Klimawechsel gefordert / Auszüge aus einem Papier aller christlichen Kirchen der DDR  ■ D O K U M E N T A T I O N

Ost-Berlin (taz) - Schon im vergangenen Oktober hat die ökomenische Versammlung aller christlichen Kirchen in der DDR in Magdeburg drei Diskussionspapiere beschlossen, die erst jetzt bekannt geworden sind. Auf Bitte der katholischen Kirche wurden die Papiere zunächst zurückgehalten. Sie sollten das strapazierte Verhältnis zwischen Staat und Kirche nicht zusätzlich belasten. Die Texte ergänzen ein Thesen-Paket, das bereits im Oktober vorgelegt wurde. Brisantestes Papier neben einem über Wehrdienstverweigerung und einem über Schwangerschaftsabbruch, ein vierseitiger Text unter dem Titel: „Mehr Gerechtigkeit in der DDR unsere Aufgabe, unsere Erwartung“. Die taz veröffentlicht in Auszügen die Forderungen der Kirchengemeinden.
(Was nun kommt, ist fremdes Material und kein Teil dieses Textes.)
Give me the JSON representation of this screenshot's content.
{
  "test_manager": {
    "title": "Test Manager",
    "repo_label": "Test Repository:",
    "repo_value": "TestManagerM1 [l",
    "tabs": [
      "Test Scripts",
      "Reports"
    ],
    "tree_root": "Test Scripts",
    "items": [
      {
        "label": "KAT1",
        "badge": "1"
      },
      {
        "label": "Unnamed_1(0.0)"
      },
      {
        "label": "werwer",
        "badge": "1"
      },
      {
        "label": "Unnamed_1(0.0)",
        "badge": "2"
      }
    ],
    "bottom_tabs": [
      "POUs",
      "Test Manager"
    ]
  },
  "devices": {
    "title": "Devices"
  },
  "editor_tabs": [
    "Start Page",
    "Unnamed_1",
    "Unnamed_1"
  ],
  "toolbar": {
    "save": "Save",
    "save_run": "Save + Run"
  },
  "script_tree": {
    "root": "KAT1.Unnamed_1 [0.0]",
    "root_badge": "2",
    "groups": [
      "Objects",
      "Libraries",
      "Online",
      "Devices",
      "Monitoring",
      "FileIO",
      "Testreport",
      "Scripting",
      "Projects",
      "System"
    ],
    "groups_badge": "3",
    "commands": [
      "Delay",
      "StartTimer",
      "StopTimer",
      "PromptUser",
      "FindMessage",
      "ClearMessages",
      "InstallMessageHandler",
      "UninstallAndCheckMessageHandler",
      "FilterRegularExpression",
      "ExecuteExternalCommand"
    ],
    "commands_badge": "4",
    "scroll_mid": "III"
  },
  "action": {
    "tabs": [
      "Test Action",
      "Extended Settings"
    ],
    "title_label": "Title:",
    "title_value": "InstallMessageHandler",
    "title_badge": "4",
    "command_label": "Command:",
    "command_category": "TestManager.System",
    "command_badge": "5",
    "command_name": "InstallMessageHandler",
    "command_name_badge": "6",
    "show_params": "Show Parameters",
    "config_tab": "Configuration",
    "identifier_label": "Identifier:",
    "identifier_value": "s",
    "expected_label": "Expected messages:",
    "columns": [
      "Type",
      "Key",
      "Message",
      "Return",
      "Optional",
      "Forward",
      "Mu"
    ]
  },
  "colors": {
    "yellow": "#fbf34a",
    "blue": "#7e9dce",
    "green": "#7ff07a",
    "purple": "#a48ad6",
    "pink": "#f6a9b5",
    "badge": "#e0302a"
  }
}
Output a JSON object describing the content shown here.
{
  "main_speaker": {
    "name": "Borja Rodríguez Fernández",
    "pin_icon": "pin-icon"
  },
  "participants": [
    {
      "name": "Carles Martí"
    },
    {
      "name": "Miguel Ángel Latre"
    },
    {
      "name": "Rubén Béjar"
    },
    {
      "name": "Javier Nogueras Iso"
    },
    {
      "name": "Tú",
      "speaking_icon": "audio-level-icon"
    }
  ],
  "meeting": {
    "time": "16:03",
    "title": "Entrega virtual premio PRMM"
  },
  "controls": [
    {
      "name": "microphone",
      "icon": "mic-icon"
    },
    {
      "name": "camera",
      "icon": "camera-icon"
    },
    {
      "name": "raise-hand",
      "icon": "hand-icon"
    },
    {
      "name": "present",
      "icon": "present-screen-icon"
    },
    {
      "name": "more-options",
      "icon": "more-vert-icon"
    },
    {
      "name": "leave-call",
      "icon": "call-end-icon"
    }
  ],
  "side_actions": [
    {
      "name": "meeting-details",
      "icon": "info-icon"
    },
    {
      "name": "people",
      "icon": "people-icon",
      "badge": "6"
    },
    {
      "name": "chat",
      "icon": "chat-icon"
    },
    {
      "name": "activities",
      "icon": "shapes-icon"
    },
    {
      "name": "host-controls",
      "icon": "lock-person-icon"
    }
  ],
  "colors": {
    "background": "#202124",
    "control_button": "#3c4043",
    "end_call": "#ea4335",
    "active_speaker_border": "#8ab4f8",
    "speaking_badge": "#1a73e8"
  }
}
Die Thesen selbst sollen auf einer weiteren ökomenischen Versammlung im April in Dresden beschlossen werden. Erfahrungen und Einsichten

In unserem Lande leben viel zu viele Menschen mit enttäuschten Erwartungen an die Gesellschaft. (...) Der Anspruch von Staats- und Parteiführung in Politik und Wirtschaft, grundsätzlich zu wissen, was für den einzelnen und die Gesellschaft als Ganzes notwendig und gut ist, führt dazu, daß der Bürger sich als Objekt von Maßnahmen, als „umsorgt“ erfährt, aber viel zu wenig eigenständige, kritische und schöpferische Mitarbeit entfalten kann. Gängelung und Frustration behindern die Lösung anstehender sozialer, ökologischer und ökonomischer Probleme unseres Landes; sie verstellen aber auch zugleich den Blick auf die weltweiten Probleme, in die auch wir unauflösbar verflochten sind. Die dadurch gegebene Spannung zwischen Regierenden und Regierten verhindert den inneren Frieden, beeinträchtigt aber auch den Hausfrieden im gemeinsamen europäischen Haus. Warum sind so wenige bereit, Verantwortung für das Gemeinwohl zu übernehmen? Die meisten werden antworten: „Es lohnt sich nicht, es bringt nur Nachteile.“ Solche Antworten entspringen alltäglichen Erfahrungen:

-Wenn sich Bürger aufgrund gemeinsamer Interessen zusammenfinden, geraten sie schnell in den Verdacht staatsfeindlicher Aktivitäten.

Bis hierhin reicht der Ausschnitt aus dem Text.